I was shocked that I liked Alien: Covenant a good deal more than Prometheus.
For a brief recap: I despised Prometheus when I saw it in the theater when it came out. I read Roger Ebert’s 4 star review. 4 stars, nothing you’d change? There were a lot of comparisons to Alien and I was pretty excited. Then the movie started. Huh I’m not really sure I get Charlize Theron’s deal but still fun. We were doing pretty well until the guy with the map got lost. And then guy starts petting the snake alien. And then Idris Elba abandons them to go get laid. And then guy sees a creature in his eye and doesn’t say anything. Although after COVID I think the character hiding a zombie bite or alien super virus no longer a crappy unrealistic trope. You see that and go, “yeah people do that.” It’s just…the movie lost me. I felt really annoyed at the characters and left cranky. Sorry.

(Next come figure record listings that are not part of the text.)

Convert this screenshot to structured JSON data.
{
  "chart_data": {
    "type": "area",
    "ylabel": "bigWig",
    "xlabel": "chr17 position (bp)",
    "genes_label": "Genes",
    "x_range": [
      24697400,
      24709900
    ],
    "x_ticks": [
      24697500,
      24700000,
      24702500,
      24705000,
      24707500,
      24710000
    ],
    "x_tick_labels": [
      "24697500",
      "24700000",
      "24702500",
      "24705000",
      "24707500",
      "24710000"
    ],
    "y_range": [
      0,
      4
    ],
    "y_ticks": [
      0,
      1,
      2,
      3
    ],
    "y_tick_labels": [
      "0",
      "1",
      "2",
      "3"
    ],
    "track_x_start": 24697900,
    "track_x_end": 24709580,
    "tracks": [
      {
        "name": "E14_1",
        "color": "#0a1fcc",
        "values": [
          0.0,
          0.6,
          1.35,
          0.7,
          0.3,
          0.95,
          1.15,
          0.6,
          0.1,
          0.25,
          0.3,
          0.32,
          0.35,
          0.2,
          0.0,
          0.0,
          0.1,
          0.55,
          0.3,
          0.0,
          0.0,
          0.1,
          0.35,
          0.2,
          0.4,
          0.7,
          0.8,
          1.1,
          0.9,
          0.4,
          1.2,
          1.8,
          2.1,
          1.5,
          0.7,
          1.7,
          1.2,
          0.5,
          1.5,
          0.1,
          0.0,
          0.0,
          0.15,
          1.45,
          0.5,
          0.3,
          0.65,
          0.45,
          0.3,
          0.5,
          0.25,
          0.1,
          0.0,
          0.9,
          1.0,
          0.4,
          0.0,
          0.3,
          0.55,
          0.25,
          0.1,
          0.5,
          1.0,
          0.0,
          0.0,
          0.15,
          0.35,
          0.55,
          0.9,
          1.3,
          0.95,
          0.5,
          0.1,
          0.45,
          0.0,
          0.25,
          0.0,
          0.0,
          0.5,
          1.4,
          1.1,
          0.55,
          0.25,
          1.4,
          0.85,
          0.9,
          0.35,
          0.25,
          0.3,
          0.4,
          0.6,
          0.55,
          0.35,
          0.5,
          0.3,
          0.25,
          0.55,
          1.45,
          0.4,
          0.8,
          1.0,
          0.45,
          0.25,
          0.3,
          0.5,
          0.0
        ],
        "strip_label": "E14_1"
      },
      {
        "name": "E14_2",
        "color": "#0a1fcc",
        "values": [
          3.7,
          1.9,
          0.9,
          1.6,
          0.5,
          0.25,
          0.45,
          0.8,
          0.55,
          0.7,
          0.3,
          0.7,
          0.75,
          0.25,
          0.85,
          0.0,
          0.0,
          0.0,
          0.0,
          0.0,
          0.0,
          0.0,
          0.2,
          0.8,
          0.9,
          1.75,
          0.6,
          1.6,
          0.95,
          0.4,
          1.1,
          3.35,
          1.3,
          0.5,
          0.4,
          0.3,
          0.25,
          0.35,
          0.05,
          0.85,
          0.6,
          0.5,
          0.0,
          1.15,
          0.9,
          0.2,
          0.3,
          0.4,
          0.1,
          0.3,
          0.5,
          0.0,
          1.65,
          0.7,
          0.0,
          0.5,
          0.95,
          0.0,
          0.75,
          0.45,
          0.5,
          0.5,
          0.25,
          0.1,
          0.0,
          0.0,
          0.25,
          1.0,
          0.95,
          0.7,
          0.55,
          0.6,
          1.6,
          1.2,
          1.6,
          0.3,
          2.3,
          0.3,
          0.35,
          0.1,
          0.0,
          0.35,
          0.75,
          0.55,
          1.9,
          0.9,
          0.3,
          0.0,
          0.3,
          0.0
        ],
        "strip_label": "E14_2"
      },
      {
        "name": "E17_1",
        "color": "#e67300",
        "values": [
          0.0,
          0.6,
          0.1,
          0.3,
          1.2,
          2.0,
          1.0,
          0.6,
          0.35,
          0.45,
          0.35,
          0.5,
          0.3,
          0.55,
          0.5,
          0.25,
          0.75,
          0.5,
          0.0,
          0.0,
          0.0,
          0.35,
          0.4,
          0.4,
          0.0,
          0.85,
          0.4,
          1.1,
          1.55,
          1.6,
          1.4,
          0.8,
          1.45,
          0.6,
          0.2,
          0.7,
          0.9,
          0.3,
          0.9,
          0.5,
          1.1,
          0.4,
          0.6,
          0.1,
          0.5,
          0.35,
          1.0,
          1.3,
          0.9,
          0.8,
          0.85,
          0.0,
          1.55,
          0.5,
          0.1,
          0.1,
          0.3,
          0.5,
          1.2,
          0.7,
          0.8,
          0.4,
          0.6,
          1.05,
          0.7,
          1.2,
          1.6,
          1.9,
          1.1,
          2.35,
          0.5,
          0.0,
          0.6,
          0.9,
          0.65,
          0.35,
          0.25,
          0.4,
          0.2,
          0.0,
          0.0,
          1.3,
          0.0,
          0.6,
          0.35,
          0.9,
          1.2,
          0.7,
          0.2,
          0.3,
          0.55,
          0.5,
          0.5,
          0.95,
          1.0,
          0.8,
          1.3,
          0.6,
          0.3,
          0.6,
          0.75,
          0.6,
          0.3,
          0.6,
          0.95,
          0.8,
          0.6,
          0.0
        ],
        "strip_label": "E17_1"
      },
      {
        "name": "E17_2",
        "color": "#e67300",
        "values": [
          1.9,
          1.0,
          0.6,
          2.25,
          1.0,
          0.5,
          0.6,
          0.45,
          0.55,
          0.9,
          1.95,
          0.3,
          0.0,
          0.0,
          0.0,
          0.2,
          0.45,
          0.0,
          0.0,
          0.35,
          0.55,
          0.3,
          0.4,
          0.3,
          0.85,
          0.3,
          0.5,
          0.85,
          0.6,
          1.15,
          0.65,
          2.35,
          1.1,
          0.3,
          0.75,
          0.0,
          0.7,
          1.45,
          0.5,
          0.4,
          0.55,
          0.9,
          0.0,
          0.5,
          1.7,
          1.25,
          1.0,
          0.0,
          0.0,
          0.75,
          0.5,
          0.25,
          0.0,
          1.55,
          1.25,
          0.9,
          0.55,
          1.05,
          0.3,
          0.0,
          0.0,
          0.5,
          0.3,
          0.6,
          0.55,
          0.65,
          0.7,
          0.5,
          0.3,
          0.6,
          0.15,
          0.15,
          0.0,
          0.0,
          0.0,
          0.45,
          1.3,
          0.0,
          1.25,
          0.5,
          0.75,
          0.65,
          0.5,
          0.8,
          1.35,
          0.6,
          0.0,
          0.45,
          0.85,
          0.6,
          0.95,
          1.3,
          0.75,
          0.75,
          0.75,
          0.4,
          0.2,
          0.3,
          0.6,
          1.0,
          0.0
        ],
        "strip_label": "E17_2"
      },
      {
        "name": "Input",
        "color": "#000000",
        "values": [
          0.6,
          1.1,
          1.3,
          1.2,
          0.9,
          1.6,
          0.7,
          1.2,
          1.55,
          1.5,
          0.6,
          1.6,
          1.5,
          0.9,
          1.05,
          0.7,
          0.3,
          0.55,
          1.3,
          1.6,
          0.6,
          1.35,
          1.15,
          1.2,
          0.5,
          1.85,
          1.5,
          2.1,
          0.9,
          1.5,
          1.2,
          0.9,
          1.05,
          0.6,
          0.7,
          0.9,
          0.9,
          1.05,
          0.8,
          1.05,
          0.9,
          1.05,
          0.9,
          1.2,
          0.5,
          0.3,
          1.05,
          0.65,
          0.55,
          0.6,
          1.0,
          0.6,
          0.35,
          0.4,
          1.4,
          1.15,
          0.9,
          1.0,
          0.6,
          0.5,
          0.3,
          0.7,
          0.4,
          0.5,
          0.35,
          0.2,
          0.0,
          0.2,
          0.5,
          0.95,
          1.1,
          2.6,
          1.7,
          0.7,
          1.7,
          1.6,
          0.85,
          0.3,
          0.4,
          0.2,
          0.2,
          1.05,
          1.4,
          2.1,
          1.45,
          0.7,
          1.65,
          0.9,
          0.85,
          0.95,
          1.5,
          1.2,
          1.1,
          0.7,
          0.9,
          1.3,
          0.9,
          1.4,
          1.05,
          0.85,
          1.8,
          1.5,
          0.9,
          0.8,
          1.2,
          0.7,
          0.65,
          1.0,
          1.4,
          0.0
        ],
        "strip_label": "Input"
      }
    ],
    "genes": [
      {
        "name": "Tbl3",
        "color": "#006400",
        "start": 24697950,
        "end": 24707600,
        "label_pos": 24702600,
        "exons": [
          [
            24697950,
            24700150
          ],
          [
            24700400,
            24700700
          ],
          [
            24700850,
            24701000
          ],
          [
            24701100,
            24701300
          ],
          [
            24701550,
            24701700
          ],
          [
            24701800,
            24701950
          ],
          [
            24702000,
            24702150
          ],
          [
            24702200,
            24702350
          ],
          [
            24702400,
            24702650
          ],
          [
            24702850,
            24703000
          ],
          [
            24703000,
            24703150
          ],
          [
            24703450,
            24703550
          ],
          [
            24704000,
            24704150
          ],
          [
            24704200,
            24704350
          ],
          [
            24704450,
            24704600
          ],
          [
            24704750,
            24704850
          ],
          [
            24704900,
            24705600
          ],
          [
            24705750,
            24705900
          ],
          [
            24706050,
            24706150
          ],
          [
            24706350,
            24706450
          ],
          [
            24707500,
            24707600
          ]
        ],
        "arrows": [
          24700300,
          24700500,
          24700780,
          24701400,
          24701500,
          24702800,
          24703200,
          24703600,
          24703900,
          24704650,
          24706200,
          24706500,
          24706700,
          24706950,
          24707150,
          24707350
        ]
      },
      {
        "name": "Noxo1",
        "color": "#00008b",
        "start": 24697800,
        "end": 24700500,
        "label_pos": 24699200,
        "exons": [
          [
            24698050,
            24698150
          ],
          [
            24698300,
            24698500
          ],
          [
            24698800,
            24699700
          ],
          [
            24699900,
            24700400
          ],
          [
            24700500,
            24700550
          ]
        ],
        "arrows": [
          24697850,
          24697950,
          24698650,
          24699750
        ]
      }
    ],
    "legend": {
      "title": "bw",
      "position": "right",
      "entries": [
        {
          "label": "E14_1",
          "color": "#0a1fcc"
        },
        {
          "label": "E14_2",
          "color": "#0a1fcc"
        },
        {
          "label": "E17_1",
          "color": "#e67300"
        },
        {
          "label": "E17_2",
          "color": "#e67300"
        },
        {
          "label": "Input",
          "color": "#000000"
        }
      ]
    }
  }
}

So when Covenant came out in 2017 to a similar positive review by Matt Zoller Seitz, now on RogerEbert.com, I did not take the bait. I tweeted him, hey what if you hated Prometheus. And dude actually replied to me, “If you didn’t like PROMETHEUS, which Roger gave 4 stars to & which I liked, don’t see COVENANT.” I followed his advice and avoided the movie until January 2024.
My review is that Prometheus and Covenant are actually very enjoyable, good movies if you go in knowing that the characters are too dumb to live. I really mean that. These movies are gorgeous, they have some great horror, and the characters are dumber than a second coat of paint. Red Letter Media I think said it best about Covenant, “If you got mad at Prometheus for them taking off their helmets, in Covenant they don’t even bother to wear fucking helmets.”
So going into Covenant, knowing the characters were going to behave like idiots, I had a real good time. The horror might be the best in the franchise. It’s fucking gross, Michael Fassbender is real creepy. The price of that is “jesus christ this asshole just stepped on some spore spitting plant fungus thing.” You dumb fucks should’ve worn helmets. BTW the spores seem to be a vastly superior delivery mechanism to these giant eggs that no one should get near.
So I didn’t get angry at the Covenant characters when I was watching their movie. And for the life of me I couldn’t tell you why other than, I knew they were gonna touch shit they shouldn’t. I didn’t roll my eyes at lady running into a room with a shotgun and slipping on blood.
Covenant also benefits tremendously from having a novelization that is way better than the movie. And the reason is that it really takes time to dwell on the character’s motivations, the science, and the grief after James Franco’s character dies at the beginning of the story. Heavy recommend to the novel.
So yeah that’s my Alien: Covenant review. It really comes down to enjoying the characters more. Even a character like Billy Crudup’s Oram. His character is supposed to be a little annoying. He’s a spiritual successor to Harvey from Sunshine. Both characters are nebbish second in commands to beloved competent captains who die and they’re thrust into that leadership role. But Oram has an earnestness to him. Compared him to Logan Marshall-Green as Holloway, I don’t think Prometheus realizes that character is unlikeable. Billy Crudup really nails this character, he finds a way to make Oram a little unlikeable but not insufferable. Although these characters for the most part get mowed down pretty quickly but they’re not just background like Prometheus. And making the crew all couples means there is at least one character in the script who cares about their character so it becomes easier for the audience to also care.